Business leaders ask region to spend more on cultivating local talent

Published November 29th, 2006 - 02:19 GMT

GOVERNMENTS in the region need to do more to educate young people and protect local talent, according to three of the region's leading business executives.
Speaking during the CNN CEO debate at the Leaders in Dubai Business Forum, Aramex International CEO, Fadi Ghandour; GroupMed CEO Mohammad Hariri, and the Chief Executive of DMI, Khalid Janahi, said there was a major deficit in leadership in both government and the private sector in the region.
Governments need to do more to educate young people and encourage talent to the region and to stay in the region.
At the same time businesses needed to change their attitudes.
Rather than people staying in the same job from 25 to 65 they needed to move and allow young talent to come through.
Mr Ghandour said education was a big issue.
“We need to match what the young people are studying with the needs of the market. In my company we have to do a lot of retraining because the government education system is not providing what is needed.”
Mr Janahi said there was a need for reform. “But to reform we need to accept there is a cost.
“We have to put money into research and development, training staff providing rewards for staff.

“But the people at the top are not creating the change that is needed,” he said.

Mr Ghandour said the region had to provide a future for its youth. They had to know that they could go forward he said.

If government doesn’t do it, it is the private sector's responsibility to train people.

“It is not just a corporate responsibility, it is a selfish thing as well.

“Government has a primary role but we (business) have to sit at the table and influence the way our people are being educated.

He said billions of dollars were being poured into infrastructure but he wanted to see someone put $1 billion into providing venture capital of innovative new ideas.

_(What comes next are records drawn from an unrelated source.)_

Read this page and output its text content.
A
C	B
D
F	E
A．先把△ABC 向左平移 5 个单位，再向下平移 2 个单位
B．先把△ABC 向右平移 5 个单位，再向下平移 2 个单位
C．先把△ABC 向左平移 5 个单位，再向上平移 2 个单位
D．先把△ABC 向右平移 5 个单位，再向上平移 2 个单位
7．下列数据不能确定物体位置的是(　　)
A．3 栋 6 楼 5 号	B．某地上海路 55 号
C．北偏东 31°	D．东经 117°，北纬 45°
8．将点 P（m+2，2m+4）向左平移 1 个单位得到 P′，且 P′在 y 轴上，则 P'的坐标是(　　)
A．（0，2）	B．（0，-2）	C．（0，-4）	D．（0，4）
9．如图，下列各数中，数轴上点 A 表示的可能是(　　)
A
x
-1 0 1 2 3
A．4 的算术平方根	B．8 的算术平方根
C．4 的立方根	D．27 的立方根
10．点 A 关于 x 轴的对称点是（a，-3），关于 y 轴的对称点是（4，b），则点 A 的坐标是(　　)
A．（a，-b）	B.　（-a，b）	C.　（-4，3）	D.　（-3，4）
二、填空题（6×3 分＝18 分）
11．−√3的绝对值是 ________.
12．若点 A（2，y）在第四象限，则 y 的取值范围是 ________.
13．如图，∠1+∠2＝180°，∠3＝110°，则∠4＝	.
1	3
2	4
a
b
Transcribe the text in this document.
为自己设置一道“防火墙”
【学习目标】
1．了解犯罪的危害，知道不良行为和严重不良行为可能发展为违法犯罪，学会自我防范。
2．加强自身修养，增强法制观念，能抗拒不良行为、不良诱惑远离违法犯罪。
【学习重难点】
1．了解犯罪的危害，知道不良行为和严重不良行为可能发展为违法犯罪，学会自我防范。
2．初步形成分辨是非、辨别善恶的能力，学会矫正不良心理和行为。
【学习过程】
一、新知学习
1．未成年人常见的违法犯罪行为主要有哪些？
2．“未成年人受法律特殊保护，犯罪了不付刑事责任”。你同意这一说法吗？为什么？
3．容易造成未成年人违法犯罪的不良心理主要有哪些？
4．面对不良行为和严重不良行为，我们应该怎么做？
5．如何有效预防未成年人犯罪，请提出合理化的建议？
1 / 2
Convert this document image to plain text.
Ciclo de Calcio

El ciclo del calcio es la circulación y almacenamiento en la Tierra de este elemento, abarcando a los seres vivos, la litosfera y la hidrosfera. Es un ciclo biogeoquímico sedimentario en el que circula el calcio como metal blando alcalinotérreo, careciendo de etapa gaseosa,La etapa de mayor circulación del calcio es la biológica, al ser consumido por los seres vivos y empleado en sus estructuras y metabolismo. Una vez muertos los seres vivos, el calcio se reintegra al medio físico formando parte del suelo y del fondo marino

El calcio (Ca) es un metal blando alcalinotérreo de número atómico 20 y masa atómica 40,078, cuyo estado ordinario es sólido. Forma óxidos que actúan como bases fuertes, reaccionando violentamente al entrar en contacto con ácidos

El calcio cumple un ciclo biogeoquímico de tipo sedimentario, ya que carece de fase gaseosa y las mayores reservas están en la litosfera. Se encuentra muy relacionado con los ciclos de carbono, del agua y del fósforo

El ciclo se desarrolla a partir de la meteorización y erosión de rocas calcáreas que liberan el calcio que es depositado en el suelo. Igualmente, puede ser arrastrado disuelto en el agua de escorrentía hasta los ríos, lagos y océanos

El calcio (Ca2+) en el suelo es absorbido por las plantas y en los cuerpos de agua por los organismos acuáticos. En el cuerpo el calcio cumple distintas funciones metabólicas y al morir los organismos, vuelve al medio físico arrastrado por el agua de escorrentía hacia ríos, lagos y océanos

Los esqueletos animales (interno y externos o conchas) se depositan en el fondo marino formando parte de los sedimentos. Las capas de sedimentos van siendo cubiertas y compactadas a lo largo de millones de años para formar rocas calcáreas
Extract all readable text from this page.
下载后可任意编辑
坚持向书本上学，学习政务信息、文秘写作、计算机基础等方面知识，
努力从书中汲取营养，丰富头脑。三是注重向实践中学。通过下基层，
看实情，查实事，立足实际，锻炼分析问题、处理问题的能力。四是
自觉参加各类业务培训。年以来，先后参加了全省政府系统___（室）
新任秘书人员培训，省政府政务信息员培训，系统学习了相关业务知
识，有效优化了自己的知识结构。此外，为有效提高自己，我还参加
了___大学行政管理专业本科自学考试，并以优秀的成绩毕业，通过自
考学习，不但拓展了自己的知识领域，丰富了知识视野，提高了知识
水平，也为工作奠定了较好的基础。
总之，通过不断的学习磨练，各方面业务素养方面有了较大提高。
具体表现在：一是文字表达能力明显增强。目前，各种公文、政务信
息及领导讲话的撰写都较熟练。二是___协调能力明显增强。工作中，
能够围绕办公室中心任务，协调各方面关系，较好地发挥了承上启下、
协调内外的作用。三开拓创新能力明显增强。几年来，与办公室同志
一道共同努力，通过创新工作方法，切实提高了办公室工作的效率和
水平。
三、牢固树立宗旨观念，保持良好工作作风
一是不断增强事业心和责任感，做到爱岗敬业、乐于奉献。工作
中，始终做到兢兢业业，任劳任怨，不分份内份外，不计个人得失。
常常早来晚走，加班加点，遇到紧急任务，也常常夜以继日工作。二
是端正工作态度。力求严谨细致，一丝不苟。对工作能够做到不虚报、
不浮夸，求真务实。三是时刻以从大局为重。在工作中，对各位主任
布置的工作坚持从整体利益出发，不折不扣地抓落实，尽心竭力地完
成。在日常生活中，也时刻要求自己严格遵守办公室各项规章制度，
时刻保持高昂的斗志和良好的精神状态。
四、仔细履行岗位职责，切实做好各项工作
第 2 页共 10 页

The trio called on governments of the region to open trade and have free trade agreements across the region.
“We don’t need to change government, we need to change the mindset of both government and the business community,” said Mr Janahi.
“Governments and business need to open up. It is better that we trade with our neighbours who speak the same language before we go to other markets,” he said.
The CEO debate was one of the features of the second day of the Leaders in Dubai Business Forum which attracted more than 1800 delegates from 43 countries.